El ministro de Justicia, Mariano Cuneo Libarona, celebró la decisión en su cuenta de X (antes Twitter), destacando que “los terroristas acusados del atentado a la AMIA podrán ser juzgados” y elogiando al poder ejecutivo por la ley que ahora permite juicios en ausencia para crímenes graves.

Irán, por su parte, ha negado sistemáticamente cualquier responsabilidad y se ha negado a que sus funcionarios sean interrogados. Algunos, como el ex canciller Ali Akbar Velayati, calificaron públicamente estas acusaciones de “mentiras” e instaron a Argentina a “no convertirse en un instrumento de los sionistas”.

El caso AMIA también ha tenido repercusiones políticas significativas en Argentina.
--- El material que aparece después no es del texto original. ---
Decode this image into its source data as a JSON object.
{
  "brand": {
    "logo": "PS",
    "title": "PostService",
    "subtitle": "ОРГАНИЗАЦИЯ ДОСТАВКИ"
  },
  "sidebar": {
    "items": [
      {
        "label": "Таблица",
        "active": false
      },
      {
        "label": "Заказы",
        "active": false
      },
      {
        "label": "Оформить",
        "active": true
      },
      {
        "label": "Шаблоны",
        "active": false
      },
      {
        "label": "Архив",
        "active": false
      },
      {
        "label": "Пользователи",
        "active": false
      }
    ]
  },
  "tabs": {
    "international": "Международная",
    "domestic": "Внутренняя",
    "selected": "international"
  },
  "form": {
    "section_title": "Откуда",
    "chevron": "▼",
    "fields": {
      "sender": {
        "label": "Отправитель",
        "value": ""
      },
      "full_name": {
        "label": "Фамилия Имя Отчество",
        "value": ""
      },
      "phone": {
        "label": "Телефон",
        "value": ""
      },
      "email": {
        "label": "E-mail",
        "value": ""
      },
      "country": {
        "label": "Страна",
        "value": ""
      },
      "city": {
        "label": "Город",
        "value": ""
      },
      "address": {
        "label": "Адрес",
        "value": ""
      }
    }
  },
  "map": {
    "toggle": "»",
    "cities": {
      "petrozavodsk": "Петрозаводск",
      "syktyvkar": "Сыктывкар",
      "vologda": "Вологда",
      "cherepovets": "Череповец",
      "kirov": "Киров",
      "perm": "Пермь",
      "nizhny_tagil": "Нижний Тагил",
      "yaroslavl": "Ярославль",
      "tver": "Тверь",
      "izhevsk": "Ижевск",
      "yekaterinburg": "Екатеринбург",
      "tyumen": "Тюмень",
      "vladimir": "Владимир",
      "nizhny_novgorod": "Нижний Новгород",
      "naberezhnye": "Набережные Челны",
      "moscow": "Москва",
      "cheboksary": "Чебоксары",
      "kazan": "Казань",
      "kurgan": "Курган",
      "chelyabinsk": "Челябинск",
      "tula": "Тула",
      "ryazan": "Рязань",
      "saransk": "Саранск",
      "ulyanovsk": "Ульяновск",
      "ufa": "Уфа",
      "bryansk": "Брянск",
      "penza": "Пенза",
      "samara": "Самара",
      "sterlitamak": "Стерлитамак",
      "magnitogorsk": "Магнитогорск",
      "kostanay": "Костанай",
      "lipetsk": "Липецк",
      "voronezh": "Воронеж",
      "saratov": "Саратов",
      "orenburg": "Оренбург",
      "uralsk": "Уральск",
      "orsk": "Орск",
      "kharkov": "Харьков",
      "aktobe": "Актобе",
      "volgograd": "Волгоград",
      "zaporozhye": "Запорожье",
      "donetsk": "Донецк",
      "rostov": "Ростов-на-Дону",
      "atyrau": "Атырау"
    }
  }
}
La ex presidenta Cristina Kirchner (2007-2015) sigue siendo investigada por obstrucción a la justicia, tras haber promovido durante su mandato un “memorándum” con Teherán para que funcionarios iraníes pudieran ser interrogados fuera de Argentina, una iniciativa que nunca se concretó.

Alberto Nisman, el fiscal que presentó estas acusaciones contra Kirchner, fue encontrado muerto en su apartamento en 2015. En 2018, la justicia concluyó que se trató de un asesinato, aunque hasta ahora no se ha identificado a ningún responsable.